A Wide Lens:
Using Digital Humanities to Study
a Corpus of Banned Books
by SaraGrace Stefan and Lara Mangino, Temple University
What are the scandalous subjects leading to rampant book bans? What makes certain texts so “controversial” or “dangerous?” Most importantly, what can we discover by studying these allegedly problematic books at a broad scale?
Nonprofit organization PEN America reported that there were almost more school book bans in the fall of 2023 than in the previous two years combined. Coordinated by Temple University English department’s Dr. Laura McGrath and Dr. Alex Wermer-Colan of the Loretta C. Duckworth Scholars Studio, we created a corpus of banned books based off of PEN America’s 2021-2022 data with the purpose of analyzing them with digital methods. We analyzed the 2,532 instances of book banning reported during that period, then used funding from the Mellon foundation to purchase the books in question with the purpose of supplementing PEN America’s research with additional quantitative study.
Our impetus for this project was to take book banners at their word: Maybe these banned books were more explicit, more subversive, more problematic than their “appropriate” counterparts. We wanted to explore what text mining could tell us about these books, their commonalities, and what they reflect about the book banning phenomenon. (Not to give too much of a spoiler, but our initial findings suggest that books featuring people of color, the queer community, religious minorities, mental health, or political subversion of any kind ARE more likely to be banned.)
Once we received the physical books, we had the task of transforming them into data that could be “read” by the computer. This required each of the books to be guillotined, disbounded, and then scanned page-by-page, with the help of the Library Digitization Team, especially undergraduate Laura Freshcoln. These scans generated text files, which had to be corrected through the use of ABBYY FineReader OCR, and could then be disaggregated for analysis.
We also purchased some of our corpus as ebooks, as we had been exempted from the Digital Millennium Copyright Act (DMCA). Passed in 1988, the DMCA prevents the dissemination of copyrighted works, but can be a major stumbling block to those trying to study contemporary texts. The necessity of this exemption for our work highlights the difficulties digital humanists consistently encounter when analyzing content protected by copyright, even when conducting nonconsumptive research such as ours.

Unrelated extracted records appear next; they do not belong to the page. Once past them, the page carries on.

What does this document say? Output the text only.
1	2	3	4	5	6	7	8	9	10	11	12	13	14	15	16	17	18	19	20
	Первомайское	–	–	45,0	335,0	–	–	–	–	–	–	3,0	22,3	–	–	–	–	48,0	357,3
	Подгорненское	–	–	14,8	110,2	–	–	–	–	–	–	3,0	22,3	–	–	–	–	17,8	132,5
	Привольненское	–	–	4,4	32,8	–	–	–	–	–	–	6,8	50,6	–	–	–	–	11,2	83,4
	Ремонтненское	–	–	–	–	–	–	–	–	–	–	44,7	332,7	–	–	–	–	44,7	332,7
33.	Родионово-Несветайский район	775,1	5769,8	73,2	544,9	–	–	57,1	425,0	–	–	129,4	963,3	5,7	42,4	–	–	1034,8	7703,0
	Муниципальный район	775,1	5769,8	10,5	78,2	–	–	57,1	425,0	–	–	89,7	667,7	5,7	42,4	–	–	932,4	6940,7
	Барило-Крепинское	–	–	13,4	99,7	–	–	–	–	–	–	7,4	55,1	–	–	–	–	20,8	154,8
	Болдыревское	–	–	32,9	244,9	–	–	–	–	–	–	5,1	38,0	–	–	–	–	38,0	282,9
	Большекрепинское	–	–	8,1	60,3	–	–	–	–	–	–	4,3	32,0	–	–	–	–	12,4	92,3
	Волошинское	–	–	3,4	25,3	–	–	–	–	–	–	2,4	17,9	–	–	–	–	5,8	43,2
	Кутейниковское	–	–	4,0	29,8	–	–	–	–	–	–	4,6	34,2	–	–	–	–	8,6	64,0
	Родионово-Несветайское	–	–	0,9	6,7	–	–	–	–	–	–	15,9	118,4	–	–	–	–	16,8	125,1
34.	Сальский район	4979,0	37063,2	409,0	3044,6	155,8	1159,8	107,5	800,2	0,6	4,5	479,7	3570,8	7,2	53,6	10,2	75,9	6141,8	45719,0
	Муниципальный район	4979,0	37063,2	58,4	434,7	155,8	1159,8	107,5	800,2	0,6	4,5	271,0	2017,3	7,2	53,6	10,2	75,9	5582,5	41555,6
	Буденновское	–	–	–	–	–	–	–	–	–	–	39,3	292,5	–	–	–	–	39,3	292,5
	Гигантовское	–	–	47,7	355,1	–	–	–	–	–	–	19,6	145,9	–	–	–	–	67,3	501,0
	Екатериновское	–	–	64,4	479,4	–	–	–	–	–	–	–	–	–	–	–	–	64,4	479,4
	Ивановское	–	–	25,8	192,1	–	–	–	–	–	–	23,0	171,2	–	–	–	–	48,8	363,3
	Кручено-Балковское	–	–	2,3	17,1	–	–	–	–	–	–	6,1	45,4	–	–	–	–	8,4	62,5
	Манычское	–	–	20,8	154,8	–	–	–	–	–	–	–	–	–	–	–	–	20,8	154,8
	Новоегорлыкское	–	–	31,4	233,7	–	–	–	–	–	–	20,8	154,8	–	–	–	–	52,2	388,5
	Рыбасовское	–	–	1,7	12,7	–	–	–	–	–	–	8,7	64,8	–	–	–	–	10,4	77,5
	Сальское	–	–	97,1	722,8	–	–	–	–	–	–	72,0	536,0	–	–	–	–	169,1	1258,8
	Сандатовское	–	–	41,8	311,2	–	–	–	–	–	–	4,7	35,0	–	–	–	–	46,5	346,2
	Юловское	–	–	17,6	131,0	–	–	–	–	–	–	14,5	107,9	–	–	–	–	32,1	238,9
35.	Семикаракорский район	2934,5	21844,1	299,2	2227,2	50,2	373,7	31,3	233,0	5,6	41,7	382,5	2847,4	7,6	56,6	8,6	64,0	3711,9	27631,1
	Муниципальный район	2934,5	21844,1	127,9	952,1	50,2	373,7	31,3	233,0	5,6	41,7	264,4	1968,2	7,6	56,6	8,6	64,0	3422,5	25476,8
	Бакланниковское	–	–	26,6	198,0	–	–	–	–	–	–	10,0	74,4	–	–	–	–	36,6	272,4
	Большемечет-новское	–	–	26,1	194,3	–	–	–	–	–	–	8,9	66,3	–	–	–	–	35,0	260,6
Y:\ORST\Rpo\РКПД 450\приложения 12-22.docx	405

As we built our corpus and enriched it by gathering metadata such as publisher, target reader audience, and number of bans, our undergraduate team, Kriti Baru, Abby Corcelli, and Sydney Grimm, became intrigued by recurring patterns on the book covers they processed. They wondered if perhaps book banners were (scandalously!) judging these books by their covers. So, they created a method for analyzing and tagging each of the book covers in our corpus (around 1,650).
We recorded characteristics such as our best (albeit consciously limited) assessment of cover figures’ gender and racial identities and descriptions such as colors used or the presence of specific keywords on the front or back cover. At NeMLA this year, we presented an analysis on a partial dataset of 532 book covers, displayed in the graph to the right. Of the 532 figures depicted, 60% appeared female and 63% were tagged as nonwhite or ambiguous.
Additionally, within this mini corpus, 298 covers featured two figures and we assessed if their interaction could be considered romantic, ambiguous, or platonic. Of the 68 romantic interactions, 46 depicted a presumably queer relationship. Although these are just preliminary findings, this cover data suggests that it is any sort of destabilization of White heteropatriarchy that is repeatedly being silenced through book bans.
Immediate goals for this project will be to apply Temple English Ph.D. student Megan Kane’s topic model code to our corpus, as well as to explore various reclamation opportunities for our book spines, pages, and covers. We are working to publish our dataset at this time, but encourage interested scholars to contact the Loretta C. Duckworth Scholars Studio about access.
Ultimately, it is our hope that this banned book dataset and what it continues to reveal will be of great value to those trying to understand this phenomenon and work to protect and advocate for diverse representations in literature.